So you went out and bought your Rams Super Bowl Champion T-shirts. You high-five everyone you see with the gold and blue jerseys. You talk about Matthew Stafford and Cooper Kupp and Aaron Donald as if you’ve been following them for years.
NOW you”re a Rams fan.
Where were you in 1995 when Georgia Frontiere sabotaged the teams so she could get millions of dollars to move it to St. Louis? I’ll tell you where you were. You were in front of your TV watching another team and saying “who cares what happens to those losers?”
Where were you in the long 20 years between that disaster and the day the Rams finally came back to LA? I’ll tell you where you were. You were rooting for the Packers. Or the Cowboys. Or the Raiders. Or the Niners. You didn’t give a flying fig about the Rams. “They’re in St. Louis now. Let them stay. We get all our NFL games live without blackouts. Whoo hoo!”
Where were you when the team finally returned in 2015, looking for fans. The stadium was half full on game days. But you watched other games at home in the comfort of your living room. “The Rams? They stink.”
Even in 2019, when the team returned to the Super Bowl with a young quarterback named Goff, you scoffed at the final score of 13-3. “I always knew they were losers.”

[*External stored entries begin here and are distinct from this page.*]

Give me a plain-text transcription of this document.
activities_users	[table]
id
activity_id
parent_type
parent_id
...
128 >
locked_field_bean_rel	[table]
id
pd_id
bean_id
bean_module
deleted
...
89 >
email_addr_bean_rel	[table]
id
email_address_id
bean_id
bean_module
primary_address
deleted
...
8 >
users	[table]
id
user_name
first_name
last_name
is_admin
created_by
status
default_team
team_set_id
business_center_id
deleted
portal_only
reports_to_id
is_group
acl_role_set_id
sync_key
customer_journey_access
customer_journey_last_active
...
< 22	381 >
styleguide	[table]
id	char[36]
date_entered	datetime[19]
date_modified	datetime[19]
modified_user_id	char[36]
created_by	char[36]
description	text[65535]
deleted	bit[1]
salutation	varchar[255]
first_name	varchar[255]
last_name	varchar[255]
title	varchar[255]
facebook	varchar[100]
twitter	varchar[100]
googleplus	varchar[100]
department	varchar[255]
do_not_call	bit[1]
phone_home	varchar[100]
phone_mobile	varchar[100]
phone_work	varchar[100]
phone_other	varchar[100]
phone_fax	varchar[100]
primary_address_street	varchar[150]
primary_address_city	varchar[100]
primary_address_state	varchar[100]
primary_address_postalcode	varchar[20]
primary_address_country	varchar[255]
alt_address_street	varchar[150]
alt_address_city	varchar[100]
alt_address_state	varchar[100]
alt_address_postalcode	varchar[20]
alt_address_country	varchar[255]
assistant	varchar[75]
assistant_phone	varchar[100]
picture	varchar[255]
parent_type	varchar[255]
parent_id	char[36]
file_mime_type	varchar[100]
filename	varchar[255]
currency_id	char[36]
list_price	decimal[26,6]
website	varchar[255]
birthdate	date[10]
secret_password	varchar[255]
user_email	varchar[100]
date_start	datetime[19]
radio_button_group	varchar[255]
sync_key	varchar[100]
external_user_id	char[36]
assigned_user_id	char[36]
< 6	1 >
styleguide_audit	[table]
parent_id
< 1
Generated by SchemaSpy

Oh, but now that this gallant team has won one of the most exciting Super Bowls in history, now that Matthew Stafford engineered one of the great fourth-quarter touchdown drives in history, now that Kupp made that great catch in the last minute, now that A. Donald stopped the scrappy Bengals with two consecutive defense gems, now you want to wear the jersey, bask in the reflected glory of the trophy coming to LA.
Listen, buddy. I’ve been rooting for and agonizing over this team since Deacon Jones played Defensive End and Roman Gabriel was the quarterback. I watched with excitement and ultimate angst when Vince Ferragamo almost brought the trophy home against the mighty Pittsburgh Steelers in 1979. I even rejoiced when the great Kurt Warner won the Rams’ last championship in 2000, even though my beloved team was 2000 miles away.
I wore my Rams jersey on Superbowl Sunday. It was 5 years old.
I’m just sayin’. You can pretend all you want to that you love this team. But you’ll never love it the way a true fan, who has suffered the angst and humiliation these last 50 years, feels after the win.
You? You’re a pretender. And not the good Chrissy Hynde kind, either.